Case ID: wis_231/html/0256-01.html
Source: Caselaw Access Project
Author: {"author": "Fkitz, J.", "license": "Public Domain", "url": "https://static.case.law/"}
Date Created: 2024-08-24T03:29:51.129683

Madison Airport Company, Appellant, vs. Industrial Commission and another, Respondents.
    
      March 9
    
    May 9, 1939.
    
    
      For the appellant there was a brief by Charles G, Riley, Alton S. Heassler, and Roberts, Roe & Boardman, all of Madison, and oral argument by Mr. W. Wade Boardman, Mr. Riley, and Mr. Heassler.
    
    For the respondents there was a brief by Schubring, Ryan, Petersen & Sutherland of Madison, attorneys for Eleanore Anderson, and Denis McGinn of Escanaba, Michigan, of counsel, and by the Attorney General and Mortimer Levitan, 
      assistant attorney general, attorneys for the Industrial Commission, and oral argument by Mr. R. I. Sutherland and Mr. Levitan.
    
   Fkitz, J.

For the reasons stated in the opinion filed in State ex rel. Madison Airport Co. v. Wrabetz, ante, p. 147, 285 N. W. 504, the plaintiff was entitled on the trial of the issues herein to introduce proof to establish, — -if it could, and as it offered to do, — that the members of the Industrial Commission, in their purported review of the examiners’ findings and order, “did not read or have read to them a transcript of the testimony taken by the examiners or stenographic notes thereof, or otherwise duly address themselves thereto;” and that therefore the commission’s action in affirming the examiners’ findings and order was not based on a review of the evidence submitted as is required by the provision to that effect in sec. 102.18 (3), Stats.

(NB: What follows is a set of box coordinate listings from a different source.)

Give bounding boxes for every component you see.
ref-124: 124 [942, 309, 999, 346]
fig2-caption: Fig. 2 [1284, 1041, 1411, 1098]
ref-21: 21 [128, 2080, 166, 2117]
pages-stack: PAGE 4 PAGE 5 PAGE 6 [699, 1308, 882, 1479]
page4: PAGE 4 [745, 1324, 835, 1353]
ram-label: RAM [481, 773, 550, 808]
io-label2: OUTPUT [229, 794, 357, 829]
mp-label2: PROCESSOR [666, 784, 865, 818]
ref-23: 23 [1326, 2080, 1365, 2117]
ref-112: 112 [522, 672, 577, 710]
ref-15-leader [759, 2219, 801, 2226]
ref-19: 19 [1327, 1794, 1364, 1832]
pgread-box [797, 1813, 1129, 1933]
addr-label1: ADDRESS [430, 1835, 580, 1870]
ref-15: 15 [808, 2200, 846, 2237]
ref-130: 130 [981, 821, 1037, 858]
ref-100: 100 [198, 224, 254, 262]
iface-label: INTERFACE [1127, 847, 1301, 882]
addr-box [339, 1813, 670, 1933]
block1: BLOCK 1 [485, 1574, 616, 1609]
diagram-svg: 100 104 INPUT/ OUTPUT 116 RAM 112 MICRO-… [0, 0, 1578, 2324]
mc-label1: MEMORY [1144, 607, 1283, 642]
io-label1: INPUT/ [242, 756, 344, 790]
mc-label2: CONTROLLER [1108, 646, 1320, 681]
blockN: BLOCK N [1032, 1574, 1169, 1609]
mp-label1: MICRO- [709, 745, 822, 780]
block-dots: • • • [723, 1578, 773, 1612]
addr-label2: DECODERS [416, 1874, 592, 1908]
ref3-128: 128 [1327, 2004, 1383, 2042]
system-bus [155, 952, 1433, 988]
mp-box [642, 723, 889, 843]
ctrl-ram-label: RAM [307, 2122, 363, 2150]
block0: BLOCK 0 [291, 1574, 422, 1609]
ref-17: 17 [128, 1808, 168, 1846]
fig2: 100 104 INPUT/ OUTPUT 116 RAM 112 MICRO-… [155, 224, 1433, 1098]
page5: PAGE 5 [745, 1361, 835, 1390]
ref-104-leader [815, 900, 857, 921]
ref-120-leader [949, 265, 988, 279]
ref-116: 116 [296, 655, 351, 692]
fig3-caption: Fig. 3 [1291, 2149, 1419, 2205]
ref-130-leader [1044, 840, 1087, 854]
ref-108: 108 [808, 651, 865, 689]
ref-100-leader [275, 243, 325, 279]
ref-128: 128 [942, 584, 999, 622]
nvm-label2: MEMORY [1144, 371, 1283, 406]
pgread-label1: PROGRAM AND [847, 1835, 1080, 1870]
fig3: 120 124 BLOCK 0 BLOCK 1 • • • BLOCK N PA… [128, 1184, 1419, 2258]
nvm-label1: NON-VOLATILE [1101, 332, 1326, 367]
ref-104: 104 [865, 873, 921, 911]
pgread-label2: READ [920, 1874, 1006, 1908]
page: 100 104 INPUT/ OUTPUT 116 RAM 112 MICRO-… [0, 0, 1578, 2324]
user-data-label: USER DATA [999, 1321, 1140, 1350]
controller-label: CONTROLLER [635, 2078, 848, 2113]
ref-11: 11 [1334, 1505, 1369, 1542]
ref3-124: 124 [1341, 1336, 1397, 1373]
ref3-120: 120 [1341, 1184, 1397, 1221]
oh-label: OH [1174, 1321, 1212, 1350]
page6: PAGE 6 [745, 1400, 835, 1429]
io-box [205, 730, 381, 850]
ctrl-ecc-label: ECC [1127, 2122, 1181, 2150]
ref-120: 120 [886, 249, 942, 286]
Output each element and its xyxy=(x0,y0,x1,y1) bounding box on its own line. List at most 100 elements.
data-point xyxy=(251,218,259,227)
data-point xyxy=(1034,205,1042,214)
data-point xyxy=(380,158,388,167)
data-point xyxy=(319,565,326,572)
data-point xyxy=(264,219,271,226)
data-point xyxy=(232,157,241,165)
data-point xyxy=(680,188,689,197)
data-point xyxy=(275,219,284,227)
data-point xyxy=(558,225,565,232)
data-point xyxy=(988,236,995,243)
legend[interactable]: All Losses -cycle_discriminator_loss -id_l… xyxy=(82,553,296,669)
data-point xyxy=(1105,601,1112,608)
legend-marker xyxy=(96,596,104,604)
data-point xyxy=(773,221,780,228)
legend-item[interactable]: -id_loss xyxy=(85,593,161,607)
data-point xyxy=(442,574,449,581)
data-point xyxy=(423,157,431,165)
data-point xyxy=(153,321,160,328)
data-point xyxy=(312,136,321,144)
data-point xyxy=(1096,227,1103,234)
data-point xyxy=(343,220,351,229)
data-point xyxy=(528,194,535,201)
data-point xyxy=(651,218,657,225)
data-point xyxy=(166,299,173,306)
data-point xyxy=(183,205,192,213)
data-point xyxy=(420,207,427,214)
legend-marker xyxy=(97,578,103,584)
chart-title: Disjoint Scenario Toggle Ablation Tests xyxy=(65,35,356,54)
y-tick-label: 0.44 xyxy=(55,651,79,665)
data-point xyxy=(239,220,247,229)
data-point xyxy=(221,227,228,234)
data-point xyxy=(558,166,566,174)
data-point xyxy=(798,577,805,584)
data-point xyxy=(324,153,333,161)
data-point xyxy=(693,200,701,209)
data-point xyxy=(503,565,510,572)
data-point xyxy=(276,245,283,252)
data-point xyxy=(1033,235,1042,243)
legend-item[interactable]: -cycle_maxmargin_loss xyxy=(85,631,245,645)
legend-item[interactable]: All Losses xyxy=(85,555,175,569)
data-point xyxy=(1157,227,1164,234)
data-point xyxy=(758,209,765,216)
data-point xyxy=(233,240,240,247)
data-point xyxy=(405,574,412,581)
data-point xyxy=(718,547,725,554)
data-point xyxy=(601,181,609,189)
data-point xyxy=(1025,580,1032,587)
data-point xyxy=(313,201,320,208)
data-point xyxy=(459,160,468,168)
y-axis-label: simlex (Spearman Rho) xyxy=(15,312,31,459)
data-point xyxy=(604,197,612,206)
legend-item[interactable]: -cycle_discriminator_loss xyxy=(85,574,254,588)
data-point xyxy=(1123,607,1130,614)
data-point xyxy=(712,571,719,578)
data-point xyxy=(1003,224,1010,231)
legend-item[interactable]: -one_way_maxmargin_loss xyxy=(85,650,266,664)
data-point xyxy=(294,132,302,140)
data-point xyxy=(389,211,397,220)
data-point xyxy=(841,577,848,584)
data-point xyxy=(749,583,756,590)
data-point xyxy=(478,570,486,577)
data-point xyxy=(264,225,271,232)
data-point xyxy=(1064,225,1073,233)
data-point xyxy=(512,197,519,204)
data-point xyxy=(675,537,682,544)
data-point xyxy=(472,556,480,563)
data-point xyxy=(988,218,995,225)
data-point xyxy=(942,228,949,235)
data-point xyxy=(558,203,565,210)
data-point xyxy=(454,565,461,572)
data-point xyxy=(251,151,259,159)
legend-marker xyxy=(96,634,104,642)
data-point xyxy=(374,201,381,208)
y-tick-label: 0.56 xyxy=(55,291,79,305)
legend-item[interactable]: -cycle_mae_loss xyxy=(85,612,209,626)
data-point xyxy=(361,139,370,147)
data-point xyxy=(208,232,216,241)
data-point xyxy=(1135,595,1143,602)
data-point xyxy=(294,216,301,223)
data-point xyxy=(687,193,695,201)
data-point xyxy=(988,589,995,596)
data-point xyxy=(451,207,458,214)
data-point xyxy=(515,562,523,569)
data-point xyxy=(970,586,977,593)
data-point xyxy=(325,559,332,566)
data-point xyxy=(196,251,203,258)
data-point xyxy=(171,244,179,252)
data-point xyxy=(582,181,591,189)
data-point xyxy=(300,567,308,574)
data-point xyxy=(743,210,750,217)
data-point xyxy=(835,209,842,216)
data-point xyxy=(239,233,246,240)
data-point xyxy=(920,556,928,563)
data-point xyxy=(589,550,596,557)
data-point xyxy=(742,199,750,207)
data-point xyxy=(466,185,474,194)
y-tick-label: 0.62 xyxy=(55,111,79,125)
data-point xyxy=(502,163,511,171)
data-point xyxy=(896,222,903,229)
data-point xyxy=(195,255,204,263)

Because, for reasons which are likewise stated in that opinion, the commissioners’ failure in that regard would render the commission’s action unlawful, and entitle the plaintiff to the vacation of its award on the ground that the commission acted without or in excess of its powers, the trial court’s ruling which excluded the offered proof was clearly prejudicial to the plaintiff and constituted reversible error. Therefore the judgment confirming the award must be reversed and a new trial ordered.

By the Court. — Judgment reversed, and cause remanded with directions to grant a new trial in the circuit court.